A ministra destacou que, em diferentes países onde o aborto foi descriminalizado, houve redução do número de procedimentos, associada à ampliação do uso de métodos contraceptivos. Após citar vários dados e casos julgados em outros países, ela concluiu que há uma tendência contemporânea do constitucionalismo internacional de considerar o problema da saúde sexual e reprodutiva das mulheres como uma questão de saúde pública e de direitos humanos. A principal nota é a interdependência dos direitos – à liberdade e à vida digna em toda sua plenitude, física, mental, psicológica e social.

Proporcionalidade

“O aborto não se trata de decisão fácil, que pode ser classificada como leviana ou derivada da inadequação social da conduta da mulher”, afirmou a ministra. Para ela, a discussão normativa, diante de valores constitucionais em conflito, não deve violar o princípio constitucional da proporcionalidade, ao punir com prisão a prática do aborto. Essa medida, a seu ver, é “irracional sob a ótica da política criminal, ineficaz do ponto de vista da prática social e inconstitucional da perspectiva jurídica”.

Autodeterminação

Segundo Rosa Weber, após oito décadas de vigência da norma no Código Penal (1940), é hora de colocar a mulher “como sujeito e titular de direito”, e não como uma cidadã de segunda classe, que não pode se expressar sobre sua liberdade e autonomia.

“Não tivemos como participar ativamente da deliberação sobre questão que nos é particular, que diz respeito ao fato comum da vida reprodutiva da mulher, mais que isso, que fala sobre o aspecto nuclear da conformação da sua autodeterminação, que é o projeto da maternidade e sua conciliação com todos as outras dimensões do projeto de vida digna”, ressaltou a ministra.
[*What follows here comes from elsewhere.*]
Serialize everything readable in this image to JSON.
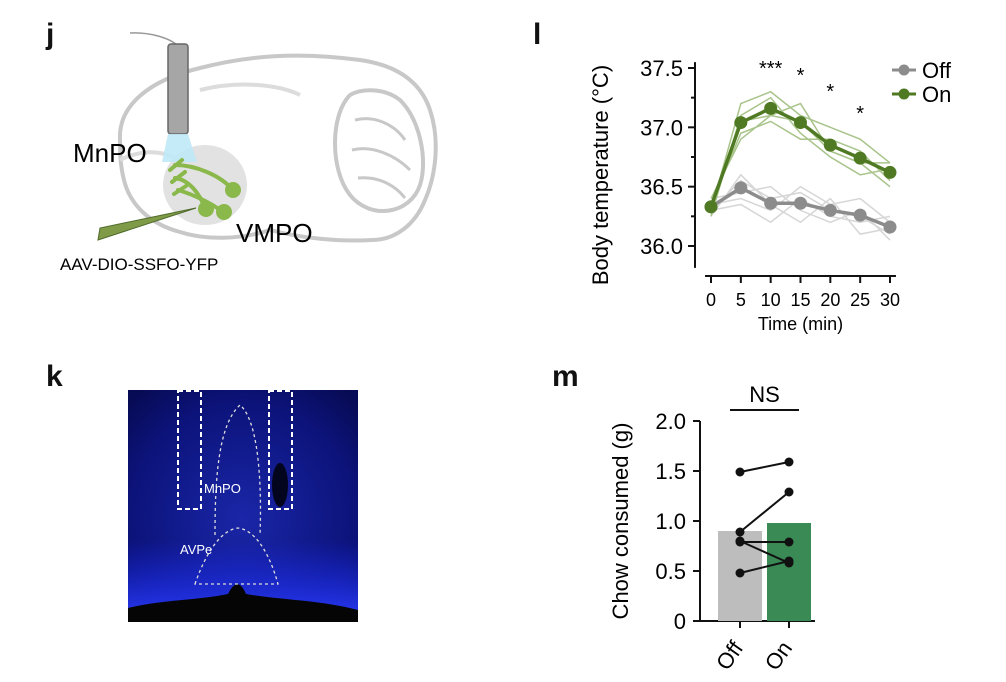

Rosa Weber lembrou que, na época da edição da lei, a maternidade e os cuidados domésticos compunham o projeto de vida da mulher. “Qualquer escolha fora desse padrão era inaceitável, e o estigma social, certeiro”. Por outro lado, a criminalização do aborto visava tutelar de forma digna a vida humana, mas não produziu os efeitos pretendidos.

Diálogo institucional

A relatora destacou que, apesar da competência do Congresso Nacional para legislar sobre o tema, o Poder Judiciário é obrigado, constitucionalmente, a enfrentar qualquer questão jurídica a ele apresentada sobre lesão ou ameaça a direitos seja da maioria ou das minorias. “Na democracia, os direitos das minorias são resguardados, pela Constituição, contra prejuízos que a elas possam ser causados pela vontade da maioria. No Brasil, essa tarefa cabe ao Supremo Tribunal Federal”, frisou.

Ela explicou que não cabe ao STF elaborar políticas públicas relacionadas à justiça reprodutiva ou escolher alternativas normativas às adotadas pelos Poderes Legislativo e Executivo, como as relacionadas às políticas de saúde pública das mulheres. “Não obstante, compete-lhe o diálogo institucional, por meio das técnicas processuais pertinentes, sejam elas para a coleta de dados e informações, como as audiências públicas, sejam as técnicas decisórias instauradoras da conversação democrática, como o apelo ao legislador”.

Diante disso, a ministra, na parte final de seu voto, fez um apelo a esses Poderes para a implementação adequada e efetiva do sistema de justiça social reprodutiva, com “a remoção dos entraves normativos e orçamentários indispensáveis à realização desse sistema de justiça social reprodutivo”.